After three days of sorting, my sister, mother and I sat down to go through her jewelry boxes. The memories were fun – the bird and flower and dragonfly pins she always wore when teaching because her kindergarten and first grade students loved them. [The articulated owl was my favorite.] We found several cameos [see my August 7 post Carved in Stone–or Shell]. And pearls, of all lengths. Seems GGG-Great Grandmother Grace loves pearls.
In a box marked “Keepsakes” we found hat pins and buttons and old marbles. And a watch fob. The card with it says it belonged to GGG’s father, my Great Grandfather Ole, a Norwegian wheat farmer from North Dakota.
The chain is nothing fancy but there is a bit of bling on it that brought a wonderful surprise. The square gold locket fob hanging from the center held an old photo of my Great Grandmother Julia.
The find got me thinking: what kind of bling would you find on a gentleman’s dressing table in the 1800s?
A fancy button waiting to be sewn back onto a vest. We found a few of those, military coat buttons mostly, carefully pinned to cards identifying the owners.
Cufflinks of gold, perhaps declaring the gentleman’s membership in an organization like the Masons.
The most common bit of bling would likely be a pocket watch and chain, that extra little something that showed a man’s taste, his position, and sometimes offered a glimpse into his life.
The pocket watch has been around since the 1500s. Originally a status symbol only the very rich could afford, by the 19th century most anyone who wanted one could buy one.
Attached to the pocket watch would be a chain, one end secured to his clothing, the other to the watch. Most commonly, the chain would hook through a button hole on his vest or coat, leaving the chain to drape across his middle to the pocket containing the watch. The chain was functional–it kept his watch attached to his person should it accidentally slip from the pocket–but it could also be jewelry.

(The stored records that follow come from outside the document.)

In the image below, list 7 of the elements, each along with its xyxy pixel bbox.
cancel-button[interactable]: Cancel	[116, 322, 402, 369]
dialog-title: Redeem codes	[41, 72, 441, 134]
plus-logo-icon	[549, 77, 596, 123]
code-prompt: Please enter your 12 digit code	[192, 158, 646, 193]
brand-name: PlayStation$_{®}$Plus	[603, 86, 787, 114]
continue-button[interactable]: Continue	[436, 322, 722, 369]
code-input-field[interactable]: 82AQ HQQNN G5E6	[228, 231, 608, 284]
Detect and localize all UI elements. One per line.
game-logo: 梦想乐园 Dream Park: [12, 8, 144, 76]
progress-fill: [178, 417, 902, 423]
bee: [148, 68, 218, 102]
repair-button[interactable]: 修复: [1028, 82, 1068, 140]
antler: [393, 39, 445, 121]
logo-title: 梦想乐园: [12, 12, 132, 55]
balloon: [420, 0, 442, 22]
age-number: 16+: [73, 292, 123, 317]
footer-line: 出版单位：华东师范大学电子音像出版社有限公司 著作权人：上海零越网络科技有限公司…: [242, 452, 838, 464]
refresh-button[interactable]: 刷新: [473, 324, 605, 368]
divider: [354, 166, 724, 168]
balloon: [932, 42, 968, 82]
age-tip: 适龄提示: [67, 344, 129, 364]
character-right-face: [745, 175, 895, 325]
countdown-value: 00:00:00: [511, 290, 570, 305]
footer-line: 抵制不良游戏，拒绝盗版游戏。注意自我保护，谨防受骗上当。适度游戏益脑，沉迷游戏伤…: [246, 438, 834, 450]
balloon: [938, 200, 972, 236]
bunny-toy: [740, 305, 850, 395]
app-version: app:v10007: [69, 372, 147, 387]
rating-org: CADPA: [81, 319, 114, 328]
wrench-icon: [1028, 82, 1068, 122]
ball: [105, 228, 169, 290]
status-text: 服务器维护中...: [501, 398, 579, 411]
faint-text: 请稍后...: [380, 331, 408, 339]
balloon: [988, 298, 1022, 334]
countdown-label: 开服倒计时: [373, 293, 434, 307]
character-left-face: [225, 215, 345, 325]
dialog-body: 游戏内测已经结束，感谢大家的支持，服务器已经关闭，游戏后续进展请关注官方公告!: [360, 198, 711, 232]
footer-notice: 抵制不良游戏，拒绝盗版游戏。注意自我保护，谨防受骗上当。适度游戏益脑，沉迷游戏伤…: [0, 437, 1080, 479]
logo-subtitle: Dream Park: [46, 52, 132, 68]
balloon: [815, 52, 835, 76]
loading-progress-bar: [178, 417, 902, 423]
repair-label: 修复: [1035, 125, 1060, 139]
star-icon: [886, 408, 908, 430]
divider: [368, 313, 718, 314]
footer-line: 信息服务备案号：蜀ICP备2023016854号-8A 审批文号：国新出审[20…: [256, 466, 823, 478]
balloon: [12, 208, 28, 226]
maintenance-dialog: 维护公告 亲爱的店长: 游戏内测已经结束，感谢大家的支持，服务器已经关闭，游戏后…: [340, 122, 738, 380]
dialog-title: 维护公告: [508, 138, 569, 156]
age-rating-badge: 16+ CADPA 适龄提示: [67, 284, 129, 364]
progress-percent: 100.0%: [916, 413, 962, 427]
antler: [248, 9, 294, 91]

My Great Grandfather’s watch chain was made of human hair. I assume the chain was braided by Julia for Ole–perhaps it was a gift for him when they were betrothed. I can imagine him, all spiffed up and looking proud, with that chain and fob adorning his vest.
What is a fob, you ask? Fobs are medallions that would hang from the end of a gentleman’s watch chain. Their purpose was to help pull the watch from their vest pocket.
They could be made of the same material as the chain: gold, silver, hair, etc. Here’s a good example – the fob is the small length of braided hair chain hanging by the button finding.
See the little loop at the end? From there the gentleman could hang almost any bit of bling he wished.
The fob could display the family crest.
Or be covered with gold and jewels.
It could be a locket, like Great Grandfather Ole’s. Or perhaps a cameo.
There were Double Albert chains, named for Queen Victoria’s husband, with a fob hanging from the center.
And the fob wasn’t an exclusively male piece of jewelry. Women commonly wore very ornate little fobs such as decorated balls or baskets of flowers or lockets.
In Victorian times, garment clip chains were worn by women on the pocket of a blouse or waist band of a skirt and were worn by men clipped directly on the trouser pocket or vest pocket.
Women also wore their watches on long chains, or slides. The slide was a very long chain with a slide in the middle that could be adjusted to the length that looked best with the lady’s garment. The slide itself could be engraved, or decorated with seed pearls or small gemstones.
Or perhaps she preferred to wear a pin.
The possibilities were only limited by the wearer’s taste and financial means.
Does anyone you know wear a pocket watch? What’s the most unusual watch fob you’ve seen?